Бесконечное в музыке
Параллельные линии немецких и русских романтиков, сходящиеся и расходящиеся сюжеты, отражающие историю войн и революций, поиски справедливости, обретений и потерь, дружбы и любви сливаются здесь в единый поток, наполненный литературными, визуальными и музыкальными образами. Их невозможно разделить.
Этот мощный поток, требующий долгого увлекательного изучения, в принципе не допускает разделения на виды искусства, жанры и инструментарий. Поэты, художники, композиторы — Новалис, Клейст, Гофман, Лермонтов, Жуковский, Кукольник, Каспар Давид Фридрих, Филипп Отто Рунге, Павел Федотов, Сильвестр Щедрин, Шуберт, Шуман, Глинка, Берлиоз — равно вписаны в контекст. При этом осознанная потребность в свободе, из которой вылупилась романтическая идея, отражена в слове и символах вернее, чем в живописи, а в музыкальных сочинениях — ярче, чем где-либо еще.
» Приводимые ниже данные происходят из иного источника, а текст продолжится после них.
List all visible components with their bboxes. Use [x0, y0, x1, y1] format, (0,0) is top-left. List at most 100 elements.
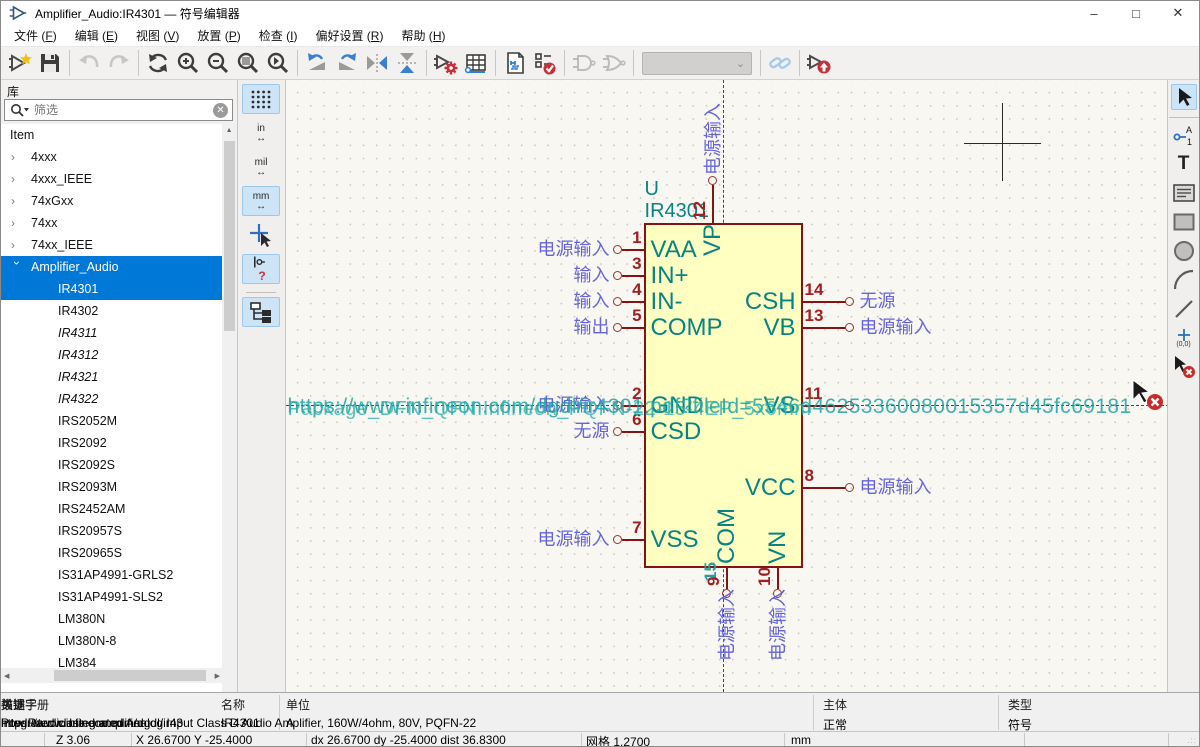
- symbol-properties-button[interactable]: [431, 49, 461, 77]
- text-tool[interactable]: T: [1171, 151, 1197, 177]
- maximize-button[interactable]: □: [1115, 1, 1157, 25]
- zoom-selection-button[interactable]: [263, 49, 293, 77]
- delete-tool[interactable]: [1171, 354, 1197, 380]
- sync-pins-button[interactable]: [765, 49, 795, 77]
- pin-10-number[interactable]: 10: [755, 567, 774, 586]
- tree-item-IR4311[interactable]: IR4311: [1, 322, 223, 344]
- tree-item-LM380N[interactable]: LM380N: [1, 608, 223, 630]
- pin-7-number[interactable]: 7: [612, 519, 641, 537]
- tree-vertical-scrollbar[interactable]: ▲ ▼: [221, 124, 237, 746]
- tree-item-IRS2052M[interactable]: IRS2052M: [1, 410, 223, 432]
- arc-tool[interactable]: [1171, 267, 1197, 293]
- expander-icon[interactable]: ›: [11, 216, 23, 230]
- refresh-view-button[interactable]: [143, 49, 173, 77]
- pin-7-type-label[interactable]: 电源输入: [412, 530, 610, 548]
- tree-item-IRS2092[interactable]: IRS2092: [1, 432, 223, 454]
- pin-5-type-label[interactable]: 输出: [412, 318, 610, 336]
- pin-13-number[interactable]: 13: [805, 307, 841, 325]
- pin-3-line[interactable]: [621, 275, 644, 277]
- save-button[interactable]: [35, 49, 65, 77]
- pin-9-name[interactable]: COM: [713, 508, 740, 564]
- pin-4-number[interactable]: 4: [612, 281, 641, 299]
- pin-10-line[interactable]: [776, 568, 779, 589]
- pin-10-type-label[interactable]: 电源输入: [768, 589, 788, 661]
- pin-9-line[interactable]: [725, 568, 728, 589]
- redo-button[interactable]: [104, 49, 134, 77]
- tree-item-IR4302[interactable]: IR4302: [1, 300, 223, 322]
- tree-item-74xx_IEEE[interactable]: › 74xx_IEEE: [1, 234, 223, 256]
- tree-item-4xxx_IEEE[interactable]: › 4xxx_IEEE: [1, 168, 223, 190]
- editor-canvas[interactable]: U IR4301 1 VAA 电源输入 3 IN+ 输入 4 IN- 输入 5 COMP 输出 2 GND…: [285, 80, 1168, 692]
- rectangle-tool[interactable]: [1171, 209, 1197, 235]
- pin-14-number[interactable]: 14: [805, 281, 841, 299]
- pin-7-name[interactable]: VSS: [651, 527, 699, 553]
- pin-14-type-label[interactable]: 无源: [860, 292, 896, 310]
- close-button[interactable]: ✕: [1157, 1, 1199, 25]
- menu-H[interactable]: 帮助 (H): [392, 25, 454, 46]
- tree-item-IR4312[interactable]: IR4312: [1, 344, 223, 366]
- mirror-vertical-button[interactable]: [392, 49, 422, 77]
- pin-7-line[interactable]: [621, 539, 644, 541]
- pin-6-name[interactable]: CSD: [651, 419, 702, 445]
- pin-6-line[interactable]: [621, 431, 644, 433]
- menu-V[interactable]: 视图 (V): [127, 25, 188, 46]
- pin-13-type-label[interactable]: 电源输入: [860, 318, 932, 336]
- tree-item-IRS2092S[interactable]: IRS2092S: [1, 454, 223, 476]
- pin-8-number[interactable]: 8: [805, 467, 841, 485]
- pin-4-type-label[interactable]: 输入: [412, 292, 610, 310]
- pin-3-name[interactable]: IN+: [651, 263, 689, 289]
- pin-3-number[interactable]: 3: [612, 255, 641, 273]
- tree-item-IRS2093M[interactable]: IRS2093M: [1, 476, 223, 498]
- anchor-tool[interactable]: (0,0): [1171, 325, 1197, 351]
- pin-12-number[interactable]: 12: [690, 201, 709, 220]
- expander-icon[interactable]: ›: [11, 172, 23, 186]
- expander-icon[interactable]: ›: [11, 194, 23, 208]
- vscroll-thumb[interactable]: [223, 141, 235, 331]
- pin-4-line[interactable]: [621, 301, 644, 303]
- undo-button[interactable]: [74, 49, 104, 77]
- pin-13-circle[interactable]: [844, 323, 854, 332]
- select-tool[interactable]: [1170, 84, 1197, 110]
- units-mm-button[interactable]: mm ↔: [242, 186, 281, 216]
- grid-toggle-button[interactable]: [242, 84, 281, 114]
- expander-icon[interactable]: ›: [11, 238, 23, 252]
- pin-9-type-label[interactable]: 电源输入: [717, 589, 737, 661]
- pin-8-circle[interactable]: [844, 483, 854, 492]
- pin-tool[interactable]: A1: [1171, 122, 1197, 148]
- tree-item-IR4321[interactable]: IR4321: [1, 366, 223, 388]
- pin-1-number[interactable]: 1: [612, 229, 641, 247]
- menu-E[interactable]: 编辑 (E): [66, 25, 127, 46]
- pin-3-type-label[interactable]: 输入: [412, 266, 610, 284]
- erc-check-button[interactable]: [530, 49, 560, 77]
- clear-filter-icon[interactable]: ✕: [213, 102, 228, 118]
- pin-5-line[interactable]: [621, 327, 644, 329]
- expander-icon[interactable]: ›: [11, 150, 23, 164]
- pin-5-number[interactable]: 5: [612, 307, 641, 325]
- pin-13-line[interactable]: [802, 327, 846, 329]
- rotate-cw-button[interactable]: [332, 49, 362, 77]
- tree-item-4xxx[interactable]: › 4xxx: [1, 146, 223, 168]
- datasheet-button[interactable]: [500, 49, 530, 77]
- pin-14-name[interactable]: CSH: [676, 289, 796, 315]
- pin-9-number[interactable]: 9: [704, 577, 723, 586]
- pin-table-button[interactable]: [461, 49, 491, 77]
- minimize-button[interactable]: –: [1073, 1, 1115, 25]
- pin-14-line[interactable]: [802, 301, 846, 303]
- tree-item-LM380N-8[interactable]: LM380N-8: [1, 630, 223, 652]
- symbol-reference[interactable]: U: [645, 178, 659, 201]
- rotate-ccw-button[interactable]: [302, 49, 332, 77]
- tree-item-IS31AP4991-GRLS2[interactable]: IS31AP4991-GRLS2: [1, 564, 223, 586]
- pin-12-circle[interactable]: [707, 176, 717, 185]
- demorgan-alternate-button[interactable]: [599, 49, 629, 77]
- pin-12-line[interactable]: [711, 185, 714, 223]
- pin-12-name[interactable]: VP: [699, 224, 726, 256]
- pin-electrical-type-toggle[interactable]: ?: [242, 254, 281, 284]
- library-filter-input[interactable]: [34, 103, 213, 117]
- menu-P[interactable]: 放置 (P): [188, 25, 249, 46]
- zoom-in-button[interactable]: [173, 49, 203, 77]
- tree-item-Amplifier_Audio[interactable]: › Amplifier_Audio: [1, 256, 223, 278]
- zoom-fit-button[interactable]: [233, 49, 263, 77]
- pin-10-name[interactable]: VN: [764, 531, 791, 564]
- menu-R[interactable]: 偏好设置 (R): [306, 25, 392, 46]
- units-mils-button[interactable]: mil ↔: [242, 152, 280, 182]
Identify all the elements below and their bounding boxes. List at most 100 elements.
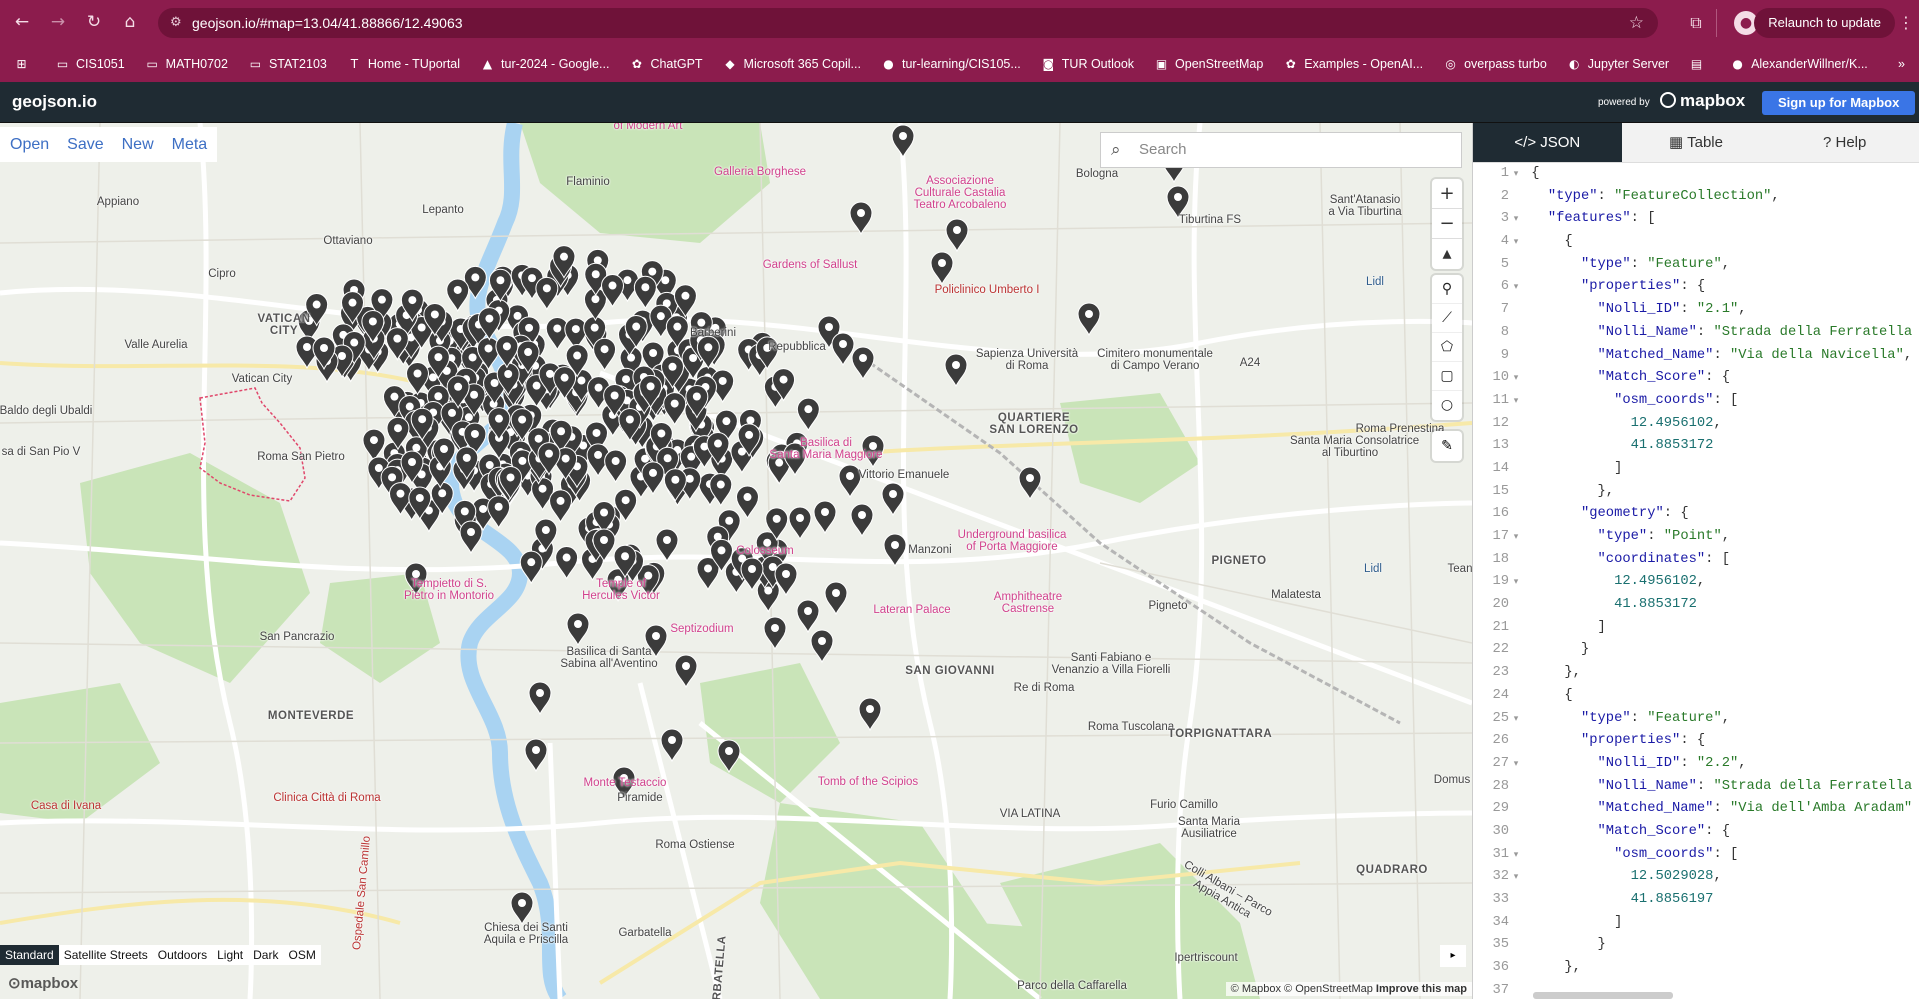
tab-help[interactable]: ? Help	[1770, 123, 1919, 162]
code-line[interactable]: 33 41.8856197	[1473, 889, 1919, 912]
tab-json[interactable]: </> JSON	[1473, 123, 1622, 162]
new-menu[interactable]: New	[122, 136, 154, 154]
code-line[interactable]: 2 "type": "FeatureCollection",	[1473, 186, 1919, 209]
bookmark-item[interactable]: ▭ STAT2103	[248, 57, 327, 72]
save-menu[interactable]: Save	[67, 136, 103, 154]
bookmark-item[interactable]: ◆ Microsoft 365 Copil...	[723, 57, 861, 72]
bookmark-item[interactable]: ● tur-learning/CIS105...	[881, 57, 1021, 72]
address-bar[interactable]: ⚙ geojson.io/#map=13.04/41.88866/12.4906…	[158, 8, 1658, 38]
home-icon[interactable]: ⌂	[116, 8, 144, 36]
search-input[interactable]: ⌕ Search	[1100, 132, 1462, 168]
zoom-in-button[interactable]: +	[1432, 179, 1462, 209]
fold-toggle-icon[interactable]: ▾	[1509, 844, 1523, 867]
draw-polygon-icon[interactable]: ⬠	[1432, 333, 1462, 362]
code-line[interactable]: 9 "Matched_Name": "Via della Navicella",	[1473, 345, 1919, 368]
edit-icon[interactable]: ✎	[1432, 431, 1462, 461]
osm-attribution[interactable]: © OpenStreetMap	[1284, 983, 1373, 995]
tab-table[interactable]: ▦ Table	[1622, 123, 1771, 162]
compass-button[interactable]: ▴	[1432, 239, 1462, 269]
code-line[interactable]: 25 ▾ "type": "Feature",	[1473, 708, 1919, 731]
code-line[interactable]: 15 },	[1473, 481, 1919, 504]
fold-toggle-icon[interactable]: ▾	[1509, 208, 1523, 231]
code-line[interactable]: 18 "coordinates": [	[1473, 549, 1919, 572]
back-icon[interactable]: ←	[8, 8, 36, 36]
draw-point-icon[interactable]: ⚲	[1432, 275, 1462, 304]
bookmark-item[interactable]: ✿ Examples - OpenAI...	[1283, 57, 1423, 72]
fold-toggle-icon[interactable]: ▾	[1509, 276, 1523, 299]
apps-icon[interactable]: ⊞	[14, 57, 35, 72]
style-osm[interactable]: OSM	[283, 945, 320, 965]
code-line[interactable]: 14 ]	[1473, 458, 1919, 481]
code-line[interactable]: 5 "type": "Feature",	[1473, 254, 1919, 277]
fold-toggle-icon[interactable]: ▾	[1509, 753, 1523, 776]
code-line[interactable]: 21 ]	[1473, 617, 1919, 640]
code-line[interactable]: 29 "Matched_Name": "Via dell'Amba Aradam…	[1473, 798, 1919, 821]
bookmark-star-icon[interactable]: ☆	[1629, 8, 1644, 38]
draw-circle-icon[interactable]: ○	[1432, 391, 1462, 420]
style-outdoors[interactable]: Outdoors	[153, 945, 212, 965]
bookmark-item[interactable]: ▤	[1689, 57, 1710, 72]
code-line[interactable]: 36 },	[1473, 957, 1919, 980]
code-line[interactable]: 17 ▾ "type": "Point",	[1473, 526, 1919, 549]
code-line[interactable]: 26 "properties": {	[1473, 730, 1919, 753]
fold-toggle-icon[interactable]: ▾	[1509, 571, 1523, 594]
site-info-icon[interactable]: ⚙	[170, 8, 182, 38]
code-line[interactable]: 11 ▾ "osm_coords": [	[1473, 390, 1919, 413]
forward-icon[interactable]: →	[44, 8, 72, 36]
style-light[interactable]: Light	[212, 945, 248, 965]
bookmark-item[interactable]: T Home - TUportal	[347, 57, 460, 72]
signup-button[interactable]: Sign up for Mapbox	[1762, 91, 1916, 115]
code-line[interactable]: 8 "Nolli_Name": "Strada della Ferratella	[1473, 322, 1919, 345]
fold-toggle-icon[interactable]: ▾	[1509, 163, 1523, 186]
fold-toggle-icon[interactable]: ▾	[1509, 866, 1523, 889]
bookmark-item[interactable]: ▣ OpenStreetMap	[1154, 57, 1263, 72]
code-line[interactable]: 7 "Nolli_ID": "2.1",	[1473, 299, 1919, 322]
code-line[interactable]: 4 ▾ {	[1473, 231, 1919, 254]
bookmark-item[interactable]: ◐ Jupyter Server	[1567, 57, 1669, 72]
style-satellite-streets[interactable]: Satellite Streets	[59, 945, 153, 965]
code-line[interactable]: 3 ▾ "features": [	[1473, 208, 1919, 231]
code-line[interactable]: 19 ▾ 12.4956102,	[1473, 571, 1919, 594]
code-line[interactable]: 1 ▾ {	[1473, 163, 1919, 186]
code-line[interactable]: 23 },	[1473, 662, 1919, 685]
zoom-out-button[interactable]: −	[1432, 209, 1462, 239]
extensions-icon[interactable]: ⧉	[1682, 9, 1710, 37]
bookmark-item[interactable]: ✿ ChatGPT	[629, 57, 703, 72]
draw-rectangle-icon[interactable]: ▢	[1432, 362, 1462, 391]
menu-dots-icon[interactable]: ⋮	[1892, 9, 1919, 37]
reload-icon[interactable]: ↻	[80, 8, 108, 36]
code-line[interactable]: 10 ▾ "Match_Score": {	[1473, 367, 1919, 390]
code-line[interactable]: 27 ▾ "Nolli_ID": "2.2",	[1473, 753, 1919, 776]
app-logo[interactable]: geojson.io	[12, 92, 97, 112]
fold-toggle-icon[interactable]: ▾	[1509, 367, 1523, 390]
fold-toggle-icon[interactable]: ▾	[1509, 526, 1523, 549]
mapbox-attribution[interactable]: © Mapbox	[1231, 983, 1281, 995]
json-editor[interactable]: 1 ▾ {2 "type": "FeatureCollection", 3 ▾ "fe…	[1473, 163, 1919, 999]
style-dark[interactable]: Dark	[248, 945, 283, 965]
code-line[interactable]: 24 {	[1473, 685, 1919, 708]
code-line[interactable]: 30 "Match_Score": {	[1473, 821, 1919, 844]
open-menu[interactable]: Open	[10, 136, 49, 154]
bookmark-item[interactable]: ◙ TUR Outlook	[1041, 57, 1134, 72]
code-line[interactable]: 34 ]	[1473, 912, 1919, 935]
meta-menu[interactable]: Meta	[172, 136, 208, 154]
more-bookmarks-icon[interactable]: »	[1898, 57, 1905, 71]
code-line[interactable]: 20 41.8853172	[1473, 594, 1919, 617]
map-canvas[interactable]: National Galleryof Modern Art Galleria Bo…	[0, 123, 1472, 999]
layer-toggle-icon[interactable]: ▸	[1440, 945, 1466, 967]
bookmark-item[interactable]: ▭ MATH0702	[145, 57, 227, 72]
horizontal-scrollbar[interactable]	[1533, 992, 1673, 999]
code-line[interactable]: 12 12.4956102,	[1473, 413, 1919, 436]
improve-map-link[interactable]: Improve this map	[1376, 983, 1467, 995]
fold-toggle-icon[interactable]: ▾	[1509, 708, 1523, 731]
code-line[interactable]: 28 "Nolli_Name": "Strada della Ferratell…	[1473, 776, 1919, 799]
code-line[interactable]: 13 41.8853172	[1473, 435, 1919, 458]
fold-toggle-icon[interactable]: ▾	[1509, 231, 1523, 254]
relaunch-button[interactable]: Relaunch to update	[1754, 8, 1895, 38]
bookmark-item[interactable]: ● AlexanderWillner/K...	[1730, 57, 1867, 72]
code-line[interactable]: 31 ▾ "osm_coords": [	[1473, 844, 1919, 867]
bookmark-item[interactable]: ◎ overpass turbo	[1443, 57, 1546, 72]
draw-line-icon[interactable]: ⟋	[1432, 304, 1462, 333]
style-standard[interactable]: Standard	[0, 945, 59, 965]
mapbox-map-logo[interactable]: ⊙mapbox	[8, 974, 78, 992]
Музыка, выделенная здесь в отдельную тему, подчеркнутую дирижерской палочкой Карла Марии фон Вебера, портретом Паганини, сделанным после дрезденского концерта, и символическим, с нотным станом, портретом Глинки, не просто вплетена в экспозиционную ткань. Она возникает живьем в «Зимнем пути» Шуберта — в эталонной записи, сделанной в 1966-м Фишером-Дискау, подчеркивая странный контраст: совершенство музыки немецких романтиков и некоторую унылость, на фоне Шуберта и Шумана, современной им немецкой живописи. А в России обратная картина — за пионером Глинкой еще не выстроилось очереди из больших композиторов, тогда как живопись Щедрина и Венецианова, Иванова и Федотова не может не восхищать. Трагическую безысходность романтических поисков отмечают надтреснутые голоса музыкальных инструментов — жертв войны. Саунд-инсталляция, для которой ее автор Сьюзен Филипс использовала сломанные инструменты, найденные на полях сражений, накрывает выставку куполом из звуков — отовсюду слышны всхлипы искалеченных флейт и скрипок, как предсмертные хрипы солдат. Но произведение не закончено — художница продолжает пополнять свою коллекцию, напоминая, что романтизм не иссяк.
Фото: Юлия Захарова
«Музыка имеет своим предметом только бесконечное», — так аргументировал свое утверждение, что музыка есть самое романтическое из искусств, Эрнст Теодор Вильгельм Гофман. Один из безусловных героев выставки и, вместе с живописцем Каспаром Давидом Фридрихом, протагонист немецкого романтизма, Гофман был еще и превосходным музыкантом — именем Амадей он заменил одно из своих имен в память о Моцарте. И Гофман, и Фридрих, стали известны в России уже в 1830-х годах.
От Гофмана к Гоголю
От мистицизма Гофмана следы ведут к Гоголю. А он приводит нас в Дрезден к врачу Карлу Густаву Карусу — писатель обратился к нему именно по медицинской нужде. Но на выставке Карусу — ученому, мыслителю и самоучке-живописцу — отведен целый зал, и не только из-за медицины.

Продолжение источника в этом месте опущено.